Padahal untuk komoditas gula, pemerintah sudah menetapkan Harga Eceran Tertinggi (HET) sebesar Rp 12.500 per kilogram. Karenanya, untuk menyeimbangkan harga agar tetap stabil, maka pemerintah kemudian memutuskan mengambil langkah impor.
Di luar itu, keputusan impor juga dilekukan karena mempertimbangkan kualitas produksi gula dalam negeri belum bisa memenuhi kebutuhan industri. Kadar ICUMSA (International Commision for Unifom Methods of Sugar Analysis) gula petani sangat tinggi, sehingga warnanya tidak putih.
Karena itu, menurutnya rekomendasi impor juga berasal dari Kementerian Perindustrian. Sebagai bahan baku, gula impor dibutuhkan untuk kegiatan proses industri. "Kita saksikan sendiri industri makanan dan minuman punya pertumbuhan ekonomi yang terus meningkat," kata Enggar.
Berdasarkan catatan Kementerian Perdagangan, sepanjang 2018 realisasi impor gula mentah untuk industri mencapai 3,37 juta ton.

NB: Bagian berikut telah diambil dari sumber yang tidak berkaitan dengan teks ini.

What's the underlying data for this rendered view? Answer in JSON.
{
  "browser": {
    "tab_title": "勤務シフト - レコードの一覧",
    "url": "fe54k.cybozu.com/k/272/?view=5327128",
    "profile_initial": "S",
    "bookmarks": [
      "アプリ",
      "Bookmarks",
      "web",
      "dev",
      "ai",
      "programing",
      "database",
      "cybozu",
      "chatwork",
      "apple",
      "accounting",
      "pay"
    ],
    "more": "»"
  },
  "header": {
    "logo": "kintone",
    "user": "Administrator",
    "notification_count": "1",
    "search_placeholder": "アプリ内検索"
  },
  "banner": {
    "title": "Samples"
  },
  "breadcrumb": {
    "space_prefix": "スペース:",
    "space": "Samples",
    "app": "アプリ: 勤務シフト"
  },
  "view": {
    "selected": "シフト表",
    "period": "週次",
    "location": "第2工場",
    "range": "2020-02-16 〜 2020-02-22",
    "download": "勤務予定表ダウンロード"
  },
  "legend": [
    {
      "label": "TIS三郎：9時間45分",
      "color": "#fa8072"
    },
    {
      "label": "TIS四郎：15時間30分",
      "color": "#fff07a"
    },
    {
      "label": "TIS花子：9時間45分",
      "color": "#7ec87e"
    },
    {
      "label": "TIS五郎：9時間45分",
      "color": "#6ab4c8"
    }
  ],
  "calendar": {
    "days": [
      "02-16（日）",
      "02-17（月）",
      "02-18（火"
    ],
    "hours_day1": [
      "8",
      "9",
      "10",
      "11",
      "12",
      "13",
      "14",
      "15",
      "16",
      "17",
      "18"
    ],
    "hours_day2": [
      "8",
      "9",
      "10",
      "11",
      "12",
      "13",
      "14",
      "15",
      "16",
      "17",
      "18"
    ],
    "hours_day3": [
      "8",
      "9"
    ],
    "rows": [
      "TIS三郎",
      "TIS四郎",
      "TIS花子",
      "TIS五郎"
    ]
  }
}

Sementara itu, realisasi impor gula untuk konsumsi sebesar 1,07 juta ton.
(Baca: Berpotensi Ganggu Kebutuhan Industri, Mendag Tak Mungkin Setop Impor)
Sebelumnya, Faisal Basri memberi kritik pedas terkait impor gula. Menurutnya, dengan impor sebanyak 4,45 juta ton, berdasarkan data Statista, Indonesia menjadi importir gula terbesar dunia melampaui Tiongkok dan Amerika Serikat.
Dengan impor yang tinggi, dia pun meminta pemerintah mewaspadai praktik pemburu rente yang berpotensi memperburuk defisit neraca perdagangan.
Berdasarkan data Badan Pusat Statistik (BPS), Indonesia mencatat defisit perdagangan sebanyak tujuh kali sejak merdeka pada 1945. Namun, tahun 2018 agaknya akan menjadi sejarah baru defisit neraca dagang terbesar karena sudah mencapai US$ 7,5 miliar sepanjang Januari hingga November 2018.